I see ghosts. Of course I do, because I’m a Vampire.
That said, I have never seen the ghost of a wild animal or at least that of a wild creature who met death in my yard.
Yesterday my lovely delicate little light as air calico cat grabbed a squirrel by the neck, almost decapitated it, then ate out the heart, lungs, liver, and whatever else was above the intestines.
I found the bloodied squirrel spread eagle, gutted, with tiny white ribs exposed to the sunlight. Not a drop of blood was on the cat.
I only mention this because whenever I have found a dead animal in my yard I feel unease. I don’t know what to do with them so I put them in the garbage can. Then every single time I have to go out to the garbage can in the side yard I know a body is in the bottom of it.
The largest animal was a huge male turkey who was dead on the ground underneath a broken tree branch in my front yard. A female turkey walked around him feeding on whatever she could find in my flower beds. Think of the largest Thanksgiving turkey and add about ten pounds to it. That was the dead turkey in my yard.
It died on garbage day. For a week two turkey feet stuck up almost to the top of the garbage can, a reminder to me every time I took something out to the trash that life is a frail thing indeed.
Another time I found a beautiful dead little squirrel in my front yard, still warm from a fall. I scooped it up and wrapped it carefully in a bag and put it in the garbage can.
Birds, snakes, squirrels, and turkeys all go in the can. My house is built upon rocks so digging is out of the question. And if I did bury an animal in my yard by the next morning another animal would have dug it up, no matter how many rocks I put over the hole.
Anyway, there is something uneasy about having the body of an animal, not food, but just an animal who visited my home come to a violent death and end up spending a week with me (or until the next garbage day.)

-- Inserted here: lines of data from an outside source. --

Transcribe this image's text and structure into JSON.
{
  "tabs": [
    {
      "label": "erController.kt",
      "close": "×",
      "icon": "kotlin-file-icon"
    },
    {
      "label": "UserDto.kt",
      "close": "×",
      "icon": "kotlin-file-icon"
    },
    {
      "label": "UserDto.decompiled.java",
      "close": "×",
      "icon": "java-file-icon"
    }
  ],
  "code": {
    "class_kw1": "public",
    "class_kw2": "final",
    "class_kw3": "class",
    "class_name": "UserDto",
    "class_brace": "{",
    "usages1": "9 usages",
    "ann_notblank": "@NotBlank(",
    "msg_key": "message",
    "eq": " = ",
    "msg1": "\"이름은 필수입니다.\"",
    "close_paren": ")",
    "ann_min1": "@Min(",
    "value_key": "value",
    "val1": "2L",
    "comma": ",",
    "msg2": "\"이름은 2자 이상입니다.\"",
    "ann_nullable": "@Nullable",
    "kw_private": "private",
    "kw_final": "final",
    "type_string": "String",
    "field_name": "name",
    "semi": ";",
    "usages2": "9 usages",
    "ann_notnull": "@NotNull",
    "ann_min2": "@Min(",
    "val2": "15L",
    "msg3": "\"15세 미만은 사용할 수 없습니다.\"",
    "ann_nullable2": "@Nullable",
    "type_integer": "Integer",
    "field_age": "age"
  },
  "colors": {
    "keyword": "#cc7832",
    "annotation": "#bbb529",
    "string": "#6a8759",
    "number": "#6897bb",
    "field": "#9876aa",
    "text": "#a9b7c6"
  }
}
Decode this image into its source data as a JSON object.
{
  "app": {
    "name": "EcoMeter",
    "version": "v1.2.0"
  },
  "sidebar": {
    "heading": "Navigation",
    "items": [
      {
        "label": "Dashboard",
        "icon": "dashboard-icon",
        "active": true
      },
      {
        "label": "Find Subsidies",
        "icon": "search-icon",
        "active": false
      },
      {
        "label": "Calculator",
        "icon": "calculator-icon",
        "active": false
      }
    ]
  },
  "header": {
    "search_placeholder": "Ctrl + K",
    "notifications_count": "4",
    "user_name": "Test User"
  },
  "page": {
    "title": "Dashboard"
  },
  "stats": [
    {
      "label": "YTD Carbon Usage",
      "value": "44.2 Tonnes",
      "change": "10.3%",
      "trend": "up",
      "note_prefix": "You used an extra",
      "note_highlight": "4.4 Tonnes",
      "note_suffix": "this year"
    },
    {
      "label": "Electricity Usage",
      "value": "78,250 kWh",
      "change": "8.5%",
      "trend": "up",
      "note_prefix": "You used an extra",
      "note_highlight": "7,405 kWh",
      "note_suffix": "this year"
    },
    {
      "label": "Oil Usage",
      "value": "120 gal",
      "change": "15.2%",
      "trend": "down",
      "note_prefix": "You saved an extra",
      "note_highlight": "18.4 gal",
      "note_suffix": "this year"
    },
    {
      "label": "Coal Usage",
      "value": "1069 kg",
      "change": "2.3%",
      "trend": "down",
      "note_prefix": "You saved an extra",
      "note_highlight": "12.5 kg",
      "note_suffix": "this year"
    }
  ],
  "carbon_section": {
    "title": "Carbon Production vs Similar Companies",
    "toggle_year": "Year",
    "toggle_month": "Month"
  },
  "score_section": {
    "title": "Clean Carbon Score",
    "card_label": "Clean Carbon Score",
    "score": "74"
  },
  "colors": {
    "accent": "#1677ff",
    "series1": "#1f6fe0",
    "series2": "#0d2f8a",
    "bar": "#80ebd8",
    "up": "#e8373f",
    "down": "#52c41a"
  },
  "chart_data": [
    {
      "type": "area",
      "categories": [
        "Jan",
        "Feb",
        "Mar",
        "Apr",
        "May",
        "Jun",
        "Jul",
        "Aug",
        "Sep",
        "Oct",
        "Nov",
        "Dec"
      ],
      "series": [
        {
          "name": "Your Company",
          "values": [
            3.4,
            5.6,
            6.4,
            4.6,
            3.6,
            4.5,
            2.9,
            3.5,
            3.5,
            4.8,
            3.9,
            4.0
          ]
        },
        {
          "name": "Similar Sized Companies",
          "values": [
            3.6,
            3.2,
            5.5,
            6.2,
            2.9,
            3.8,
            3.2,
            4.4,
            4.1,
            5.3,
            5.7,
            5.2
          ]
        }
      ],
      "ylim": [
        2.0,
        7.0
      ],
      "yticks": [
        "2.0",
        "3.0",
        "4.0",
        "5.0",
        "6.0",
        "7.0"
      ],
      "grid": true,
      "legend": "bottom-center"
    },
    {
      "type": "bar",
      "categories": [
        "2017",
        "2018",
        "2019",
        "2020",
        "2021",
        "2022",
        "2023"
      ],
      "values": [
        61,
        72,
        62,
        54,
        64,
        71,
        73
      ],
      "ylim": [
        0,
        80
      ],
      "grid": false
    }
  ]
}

I do not see their ghosts. I do not hear tiny animal banshee voices in the wind. All that is left is fur and feathers.
This is an unreasonable discomfort of mine, but anyway… it is what it is.
You’d think as a Vampire I wouldn’t care, but finding a tiny warm squirrel in my yard, with no life in it’s tiny body is just so sad. A rat, not sad at all. A turkey – not that is just weird because they are so darned big. With smaller birds all that I ever find left are feathers and maybe a random foot. You can ask my cat about that. Luckily it has been years since I’ve had to deal with dead possums or skunks. I don’t know what I’d do if I found a coyote, a raccoon, or heaven forbid a bobcat or a mountain lion dead in my yard.
Garbage day won’t come soon enough. It is Friday and death is in my garbage can.
~ Juliette aka Vampire Maman
I know that it’s sad to find a dead cute animal. The others we tend to shrug off. *sigh*
“death in my garbage can” sounds like the title of a country song!
That was NOT what I was expecting when I read the title. I was like
maybe there’s a bunch of dead zombies or smth?
I am shocked pleasantly
It has been so long since I wrote that post that I totally forgot about it. No zombies in my yard, just cats and backyard wildlife. The cat no longer hunts because she is not too old. She still likes to sit in the sun on the back deck and watch the birds and squirrels. And yes, I fixed some of the typos on the post. Yikes.